DEV Community

loading...
Kabisa Software Artisans

Learning Functional Programming #2: Creating the first Parser

Matthijs Groen
Originally published at kabisa.nl on ・6 min read

This post is part 2 of the series "Learning Functional Programming using JavaScript". Already read part 2? Part 3 of this Blog Post series is out now!

Earlier parts: Part 1.

So in the folder where I created my challenge.js file, I added:

git init .
yarn init
yarn add eslint --dev
Enter fullscreen mode Exit fullscreen mode

eslint is a linting tool for ECMAScript, where you can define your own rules
of what you consider to be "good" code.

Now that I added eslint, I could add custom rules, by updating my just generated
package.json file:

{
  "name": "json-parse-fp",
  "version": "1.0.0",
  "main": "index.js",
  "author": "Matthijs Groen <matthijs.groen@kabisa.nl>",
  "license": "MIT",
  "devDependencies": {
    "eslint": "^5.15.1"
  },
  "eslintConfig": {
    "parserOptions": {
      "ecmaVersion": 2018
    },
    "env": {},
    "extends": "eslint:recommended"
  }
}
Enter fullscreen mode Exit fullscreen mode

In eslint, you normally specify an env in which the code will be run, like a
browser, node or worker. This will automatically allow a lot of syntax
specific to such an environment. By not specifying an env, I was restricting a
lot of standard JS. But in this case even too much. Type objects like String,
Array and Number were also disabled, and console.log was also not allowed.

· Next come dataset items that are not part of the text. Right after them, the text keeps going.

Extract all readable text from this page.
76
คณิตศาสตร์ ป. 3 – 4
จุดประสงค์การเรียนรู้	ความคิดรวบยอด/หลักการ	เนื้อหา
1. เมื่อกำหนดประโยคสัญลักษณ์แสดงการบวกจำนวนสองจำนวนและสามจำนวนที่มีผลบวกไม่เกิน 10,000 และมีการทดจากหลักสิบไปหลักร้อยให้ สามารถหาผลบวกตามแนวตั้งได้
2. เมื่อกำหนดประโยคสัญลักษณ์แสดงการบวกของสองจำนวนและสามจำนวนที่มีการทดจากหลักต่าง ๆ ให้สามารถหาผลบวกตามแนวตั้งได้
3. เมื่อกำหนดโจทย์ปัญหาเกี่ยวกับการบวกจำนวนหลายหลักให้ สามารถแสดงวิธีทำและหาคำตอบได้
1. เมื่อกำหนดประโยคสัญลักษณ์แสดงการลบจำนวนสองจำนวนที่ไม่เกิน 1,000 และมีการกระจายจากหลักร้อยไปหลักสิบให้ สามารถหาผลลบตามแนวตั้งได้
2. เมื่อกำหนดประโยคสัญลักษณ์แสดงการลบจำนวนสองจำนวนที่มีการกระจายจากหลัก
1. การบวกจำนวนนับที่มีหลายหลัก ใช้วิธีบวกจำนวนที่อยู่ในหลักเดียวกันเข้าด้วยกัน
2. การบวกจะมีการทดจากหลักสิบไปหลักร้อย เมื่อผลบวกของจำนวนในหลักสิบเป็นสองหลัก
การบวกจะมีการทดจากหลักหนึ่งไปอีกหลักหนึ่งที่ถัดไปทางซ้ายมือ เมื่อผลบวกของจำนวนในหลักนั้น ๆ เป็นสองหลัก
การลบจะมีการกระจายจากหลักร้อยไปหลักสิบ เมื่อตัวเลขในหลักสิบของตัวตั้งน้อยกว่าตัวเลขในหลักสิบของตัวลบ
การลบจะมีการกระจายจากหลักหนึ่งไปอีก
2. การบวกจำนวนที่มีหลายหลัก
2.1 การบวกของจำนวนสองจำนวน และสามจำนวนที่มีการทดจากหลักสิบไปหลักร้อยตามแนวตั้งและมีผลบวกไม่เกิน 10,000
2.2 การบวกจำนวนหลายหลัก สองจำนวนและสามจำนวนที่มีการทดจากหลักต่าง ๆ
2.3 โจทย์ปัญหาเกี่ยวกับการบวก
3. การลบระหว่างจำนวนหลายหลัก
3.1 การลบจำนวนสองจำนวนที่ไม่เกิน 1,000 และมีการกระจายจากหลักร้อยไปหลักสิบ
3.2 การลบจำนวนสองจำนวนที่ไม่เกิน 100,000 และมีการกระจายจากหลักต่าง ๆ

(normally having no console.log is a good thing, it prevents debug or other
info from remaining in your code when it is no longer needed).

But since I was not exporting anything from my file, I needed a way to see some
output of my code. So I enabled console.log manually.

Additions to the eslint config:

{
  "eslintConfig": {
    "globals": {
      "Symbol": "readonly",
      "Array": "readonly",
      "String": "readonly",
      "Number": "readonly",
      "console": "readonly"
    },
    "rules": {
      "no-console": "off"
    }
  }
}
Enter fullscreen mode Exit fullscreen mode

The editor I'm using applies these rules directly, so I would have direct
feedback whether I was breaking any of my own rules.

I even added some more rules to prevent cheating:

{
  "eslintConfig": {
    "rules": {
      "no-use-before-define": "error",
      "no-eval": "error",
      "no-implied-eval": "error",
      "no-restricted-globals": ["error", "JSON"]
    }
  }
}
Enter fullscreen mode Exit fullscreen mode

So now when I would try to lint:

const data = '{ "foo": 42 }';
JSON.parse(data);
eval("JSON.parse(data)");
Enter fullscreen mode Exit fullscreen mode

I would get the output:

  2:1  error  Unexpected use of 'JSON'  no-restricted-globals
  3:1  error  eval can be harmful       no-eval

✖ 2 problems (2 errors, 0 warnings)
Enter fullscreen mode Exit fullscreen mode

Great! Let's start!

Parsing the first character

Just like
the Parser Combinator post,
I started by creating a parser that could only parse a specific single character
from an input (the letter a). On success, it should return the parsed result
and the rest of the input. On failure, it should return an indication that it
failed containing the message what it tried to achieve, and why it failed:

const FAILED = Symbol("Failed");

const aParser = ([head, ...tail]) =>
  head === "a"
    ? [head, tail]
    : [FAILED, "Error parsing 'a':", `Unexpected '${head}'`];

console.log(aParser("abc")); // [ 'a', [ 'b', 'c' ] ]
console.log(aParser("aabc")); // [ 'a', [ 'a', 'b', 'c' ] ]
console.log(aParser("bcd")); // [ Symbol(Failed), "Error parsing 'a':", "Unexpected 'b'" ]
Enter fullscreen mode Exit fullscreen mode

Using the spread operator ([head, ...tail]) I would separate the first
character from the rest, and compare it to the letter "a". Notice that the tail
is automatically transformed into an array of characters.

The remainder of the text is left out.